Target introduced tiny shopping carts for tots, then realized that everyone over 3 feet tall hated them, and the carts were removed. Good. Now let's work on getting them out of other stores.
Some have little signs on the carts: I'm shopping too! Really. I can't tell you how many times I've bent down to get the child's attention and dealt some facts:
Actually, kid, no, you're not. You are engaging in imitative behavior, a meaningless simulacrum of consumerism. At best, you are being trained to accept the current paradigm of food distribution as the only conceivable model, and when you grow up the idea of locally produced food distributed by a loose network unaffiliated with corporate chains will seem alien. So, no, you're not shopping. You're pretending, and no one's fooled.

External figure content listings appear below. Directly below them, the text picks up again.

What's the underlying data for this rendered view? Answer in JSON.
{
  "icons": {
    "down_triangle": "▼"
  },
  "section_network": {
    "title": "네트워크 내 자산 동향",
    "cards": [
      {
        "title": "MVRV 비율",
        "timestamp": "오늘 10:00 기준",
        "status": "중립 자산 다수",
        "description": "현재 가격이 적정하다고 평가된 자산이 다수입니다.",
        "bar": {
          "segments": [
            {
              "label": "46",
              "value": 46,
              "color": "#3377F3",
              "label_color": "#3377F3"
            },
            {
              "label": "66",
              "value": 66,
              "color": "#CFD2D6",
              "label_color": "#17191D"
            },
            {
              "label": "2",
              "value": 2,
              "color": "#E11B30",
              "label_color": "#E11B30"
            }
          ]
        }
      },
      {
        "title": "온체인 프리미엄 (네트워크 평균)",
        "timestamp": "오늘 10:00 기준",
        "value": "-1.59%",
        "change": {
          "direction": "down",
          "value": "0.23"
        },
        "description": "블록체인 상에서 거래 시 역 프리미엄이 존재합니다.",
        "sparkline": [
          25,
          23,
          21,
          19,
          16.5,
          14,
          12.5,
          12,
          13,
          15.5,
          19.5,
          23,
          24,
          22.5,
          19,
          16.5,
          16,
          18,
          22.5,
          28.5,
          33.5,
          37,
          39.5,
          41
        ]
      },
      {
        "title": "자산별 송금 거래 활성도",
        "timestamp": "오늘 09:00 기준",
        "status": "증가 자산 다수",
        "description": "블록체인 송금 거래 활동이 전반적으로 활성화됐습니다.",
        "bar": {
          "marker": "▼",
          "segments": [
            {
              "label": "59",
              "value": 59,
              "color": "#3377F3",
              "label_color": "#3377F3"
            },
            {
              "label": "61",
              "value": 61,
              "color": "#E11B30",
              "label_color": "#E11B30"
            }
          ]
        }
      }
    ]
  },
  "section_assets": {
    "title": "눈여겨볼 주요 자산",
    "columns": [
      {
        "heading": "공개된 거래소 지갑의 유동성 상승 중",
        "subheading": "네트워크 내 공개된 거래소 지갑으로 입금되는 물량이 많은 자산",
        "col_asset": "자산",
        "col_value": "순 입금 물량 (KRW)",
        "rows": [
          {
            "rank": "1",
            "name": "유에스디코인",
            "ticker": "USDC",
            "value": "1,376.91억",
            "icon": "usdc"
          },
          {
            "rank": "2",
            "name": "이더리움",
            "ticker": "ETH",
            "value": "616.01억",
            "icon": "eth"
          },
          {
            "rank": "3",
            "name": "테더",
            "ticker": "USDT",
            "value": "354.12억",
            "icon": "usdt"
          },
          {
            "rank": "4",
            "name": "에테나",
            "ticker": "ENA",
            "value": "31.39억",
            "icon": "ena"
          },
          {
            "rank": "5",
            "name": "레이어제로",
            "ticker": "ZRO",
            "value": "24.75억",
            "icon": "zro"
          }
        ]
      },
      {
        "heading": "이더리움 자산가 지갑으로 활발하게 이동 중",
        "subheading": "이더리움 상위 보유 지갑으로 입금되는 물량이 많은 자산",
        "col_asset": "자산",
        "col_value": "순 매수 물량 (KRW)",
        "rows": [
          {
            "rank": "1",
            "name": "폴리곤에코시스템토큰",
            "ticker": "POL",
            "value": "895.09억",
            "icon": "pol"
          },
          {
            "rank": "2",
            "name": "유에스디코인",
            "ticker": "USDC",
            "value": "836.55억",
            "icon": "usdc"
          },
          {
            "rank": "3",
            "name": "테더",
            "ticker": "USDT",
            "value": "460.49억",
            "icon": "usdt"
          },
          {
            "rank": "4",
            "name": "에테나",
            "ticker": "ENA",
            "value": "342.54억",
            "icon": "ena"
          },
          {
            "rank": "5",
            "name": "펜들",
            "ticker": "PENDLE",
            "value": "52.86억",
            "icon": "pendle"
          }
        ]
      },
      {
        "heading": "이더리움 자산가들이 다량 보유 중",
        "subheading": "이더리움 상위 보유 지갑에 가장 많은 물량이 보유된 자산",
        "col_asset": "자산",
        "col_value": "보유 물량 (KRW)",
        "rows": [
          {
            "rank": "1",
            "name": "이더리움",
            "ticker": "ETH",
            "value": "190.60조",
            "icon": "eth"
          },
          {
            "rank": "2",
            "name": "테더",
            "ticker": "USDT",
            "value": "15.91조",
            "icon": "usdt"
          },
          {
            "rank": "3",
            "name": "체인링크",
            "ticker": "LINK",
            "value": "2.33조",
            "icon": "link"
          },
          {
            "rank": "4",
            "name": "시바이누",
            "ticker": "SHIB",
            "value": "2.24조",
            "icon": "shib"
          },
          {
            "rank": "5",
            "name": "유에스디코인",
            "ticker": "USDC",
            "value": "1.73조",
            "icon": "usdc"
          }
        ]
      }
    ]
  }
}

They always look at me like, "Whoa, that strange man laid down some hard, burning truth right there." Sometimes as I walk away, I see the moms talking to a manager and pointing at me, as if to say, "What a public service he performed! Give him some free ice cream." No thanks. All in a day's work.
I do understand why parents would be annoyed by the cart. The kid loads it up with boxes of Cap'n Crunch, and you have to put them back, and — hey, where'd she go? Now you have to find your kid, who's gone off to the toy department loading up her cart with licensed merchandise from a TV show.
And then you have to have THAT conversation, you know, the one about the subjective nature of possession, the one that always starts with: "I put it in the cart. It's mine."
"Let's break this down conceptually, my sweet. Is something yours because it is in the cart? In a way, yes; a temporal, conditional type of possession has ascribed itself to the object, because if anyone took the item from your cart, it would be seen as a violation. Our carts are, in a sense, extensions of ourselves — which is why it is so disconcerting to find yourself pushing someone else's cart by mistake. You have a simultaneous sense of panic over the location of your own cart, and a sense of shame for unwittingly violated someone else's."
"I put Dora in the cart, Daddy."
"That's what I'm trying to tell you. Physical relocation of an item does not convey ownership. In the end, nothing in the cart is yours until you're handed a receipt, a legal document that testifies to the mutually satisfactory conclusion of the transaction. Even then, as you push the cart to the car, looking at the items you have come to believe are essential to your existence, you will wonder if you own the items ... or if they own you. Think about it."
"Dora has a monkey friend, Daddy."
So you put it back, muttering: "What's the point?"
Anyway, parents are happy the carts are gone, because no longer will you find your child blocking the aisle, forcing you to once again utter the phrase: "Look out, sweetheart, the man needs to get through. Remember what Daddy said about situational awareness." Leaving your cart, walking away, staring with interminable indecision at bottled pasta sauce while carts back up like 35W in a rush-hour snowstorm — that's grown-up work.
Then again, parents remember the first time their kids pushed their own cart: It was adorable. Seemed like just yesterday they were in the seat of the cart you pushed. For a while you popped them in, threading the legs through the holes, making funny faces. That's the way things were. Then they were too big for that and insisted on toddling along.
And then they were too big for that, too. One day you said, "Going to Target, need anything?" Nope. And there you were in the store all by yourself, looking down at the seat where the kid once squirmed, and it's empty. Now it's the first part of the cart you fill up. For some reason.
Years later you read about parents complaining about the little carts, and laugh: Hah! Glad we're way past that. On the other hand, it seems like it was just yesterday when you threw a bale of diapers in the cart for the first time.
The next time the kid goes with you to Target, it'll be a trip to the Dorm Room Must-Have section. She'll probably want to push the cart. You'll probably have a basket, in case you need to pick up something. Look at old Dad, he's shopping, too. Isn't that cute?